Royal Care bagi warga biasa, tentu hanya tempat normal selayaknya klinik dan tempat perawatan hewan peliharaan mereka saja. Tetapi bagi Sabilla sendiri tempat ini bukan sembarang klinik, melainkan bascam terbaik untuk area 'bermain', selain satu ruangan di restoran bebek panggang milik Eyang gembul.

Membersamai pegawai tadi, Sabilla memasuki sebuah ruangan dimana terdapat satu ranjang kosong dan segala alat keperluan perawatan hewan.

"Jangan buat anak gue trauma," pesan Sabilla begitu menyerahkan kandang kucingnya.

Gadis itu berdiri menghadap badan pintu yang tertutup rapat.
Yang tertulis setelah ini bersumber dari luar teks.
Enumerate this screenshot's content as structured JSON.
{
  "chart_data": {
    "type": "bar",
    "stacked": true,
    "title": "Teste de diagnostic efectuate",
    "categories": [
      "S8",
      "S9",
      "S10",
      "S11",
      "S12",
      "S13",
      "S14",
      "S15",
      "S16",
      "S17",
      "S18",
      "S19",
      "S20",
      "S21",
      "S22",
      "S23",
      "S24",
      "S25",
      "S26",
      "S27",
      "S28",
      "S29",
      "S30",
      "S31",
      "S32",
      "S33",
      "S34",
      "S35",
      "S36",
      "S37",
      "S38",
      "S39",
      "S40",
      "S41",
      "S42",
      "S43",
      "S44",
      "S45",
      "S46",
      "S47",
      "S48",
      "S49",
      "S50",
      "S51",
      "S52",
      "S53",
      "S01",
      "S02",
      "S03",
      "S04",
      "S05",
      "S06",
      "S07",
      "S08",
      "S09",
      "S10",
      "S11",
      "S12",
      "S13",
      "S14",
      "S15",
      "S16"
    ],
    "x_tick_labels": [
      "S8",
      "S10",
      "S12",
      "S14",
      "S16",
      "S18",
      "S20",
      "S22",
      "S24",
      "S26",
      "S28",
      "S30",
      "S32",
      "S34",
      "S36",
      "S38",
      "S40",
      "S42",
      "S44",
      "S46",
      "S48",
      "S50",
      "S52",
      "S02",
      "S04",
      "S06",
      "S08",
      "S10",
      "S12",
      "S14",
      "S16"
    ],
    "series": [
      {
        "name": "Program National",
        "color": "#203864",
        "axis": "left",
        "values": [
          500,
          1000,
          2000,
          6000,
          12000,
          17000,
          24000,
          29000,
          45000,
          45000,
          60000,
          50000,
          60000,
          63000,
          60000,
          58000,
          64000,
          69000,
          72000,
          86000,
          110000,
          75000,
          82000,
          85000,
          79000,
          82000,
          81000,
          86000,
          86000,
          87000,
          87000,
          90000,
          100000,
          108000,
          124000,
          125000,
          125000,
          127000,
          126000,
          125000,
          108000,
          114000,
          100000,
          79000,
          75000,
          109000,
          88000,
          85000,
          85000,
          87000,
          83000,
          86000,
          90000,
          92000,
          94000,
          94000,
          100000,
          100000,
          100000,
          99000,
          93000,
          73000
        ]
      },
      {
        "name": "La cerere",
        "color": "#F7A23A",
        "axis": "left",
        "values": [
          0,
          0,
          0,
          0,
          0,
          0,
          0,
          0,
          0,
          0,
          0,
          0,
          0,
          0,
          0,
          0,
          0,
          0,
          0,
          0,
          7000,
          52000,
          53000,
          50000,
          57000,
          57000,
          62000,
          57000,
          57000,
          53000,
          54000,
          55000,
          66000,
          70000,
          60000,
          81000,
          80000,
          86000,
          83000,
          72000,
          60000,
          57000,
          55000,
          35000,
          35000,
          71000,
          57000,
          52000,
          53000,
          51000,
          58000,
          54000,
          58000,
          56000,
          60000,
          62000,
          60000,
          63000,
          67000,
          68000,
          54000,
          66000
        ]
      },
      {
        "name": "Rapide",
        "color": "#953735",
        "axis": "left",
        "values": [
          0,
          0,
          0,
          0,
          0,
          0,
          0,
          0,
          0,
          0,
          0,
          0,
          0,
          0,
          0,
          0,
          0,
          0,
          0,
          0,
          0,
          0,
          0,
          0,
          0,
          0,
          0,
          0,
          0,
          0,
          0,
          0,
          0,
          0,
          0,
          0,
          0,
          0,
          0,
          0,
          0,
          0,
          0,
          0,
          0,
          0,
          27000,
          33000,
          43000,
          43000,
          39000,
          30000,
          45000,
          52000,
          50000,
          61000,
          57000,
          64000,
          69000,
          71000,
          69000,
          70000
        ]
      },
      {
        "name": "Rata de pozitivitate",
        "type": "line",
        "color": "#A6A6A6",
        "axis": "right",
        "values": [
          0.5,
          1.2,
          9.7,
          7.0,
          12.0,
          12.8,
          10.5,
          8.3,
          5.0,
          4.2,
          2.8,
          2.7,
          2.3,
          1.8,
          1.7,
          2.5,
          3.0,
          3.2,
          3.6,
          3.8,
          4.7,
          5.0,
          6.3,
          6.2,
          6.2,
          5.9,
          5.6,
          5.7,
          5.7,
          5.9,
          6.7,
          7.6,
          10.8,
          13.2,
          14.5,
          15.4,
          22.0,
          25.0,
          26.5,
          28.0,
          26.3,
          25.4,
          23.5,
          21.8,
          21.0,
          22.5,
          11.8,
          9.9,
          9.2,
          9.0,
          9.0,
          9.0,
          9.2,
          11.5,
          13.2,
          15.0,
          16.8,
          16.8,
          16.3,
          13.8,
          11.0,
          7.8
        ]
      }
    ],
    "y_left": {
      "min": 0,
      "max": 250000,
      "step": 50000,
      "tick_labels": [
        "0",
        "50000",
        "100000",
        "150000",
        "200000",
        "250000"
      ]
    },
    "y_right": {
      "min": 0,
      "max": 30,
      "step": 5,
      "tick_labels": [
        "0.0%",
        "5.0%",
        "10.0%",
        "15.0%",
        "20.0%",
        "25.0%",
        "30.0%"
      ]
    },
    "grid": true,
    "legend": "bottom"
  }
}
Meletakan jari kelingking tangan kanannya pada bulatan kecil kaca lubang intip, hingga sedetik kemudian muncul cahaya biru di permukaan badan pintu- membentuk tombol-tombol angka.

Setelah memasukkan kombinasi sandi, beberapa ubin lantai bergeser, menunjukan satu tangga tersembunyi menuju ruang rahasia.

Ketukan langkah kaki Sabilla mengayun pasti. Bergema di lorong yang diapit banyak ruangan-ruangan. Tentu saja bukan sejenis lorong gelap temaram dengan lampu berjenis 'hidup segan mati enggan' seperti di film-film thriller atau horor. Lorong ini terang, beberapa spot terdapat lukisan dan diisikan perabot layaknya sebuah rumah huni.

"Setelah sadar, selain menangis dan mengamuk, dia juga menolak makan," lapor Agis begitu bersimpangan dengan Sabilla di depan pintu ruangan, tempat di mana Syifa berada. Gadis itu membawa pengki kecil berisi pecahan piring kramik.

Sabilla mengangguk mengerti dan memutar gagang pintu. Dan sebagaimana telah di jelaskan rekannya tadi- isak tangis Syifa memenuhi ruangan yang kini tampak berantakan. Permukaan lantainya tercecer makanan.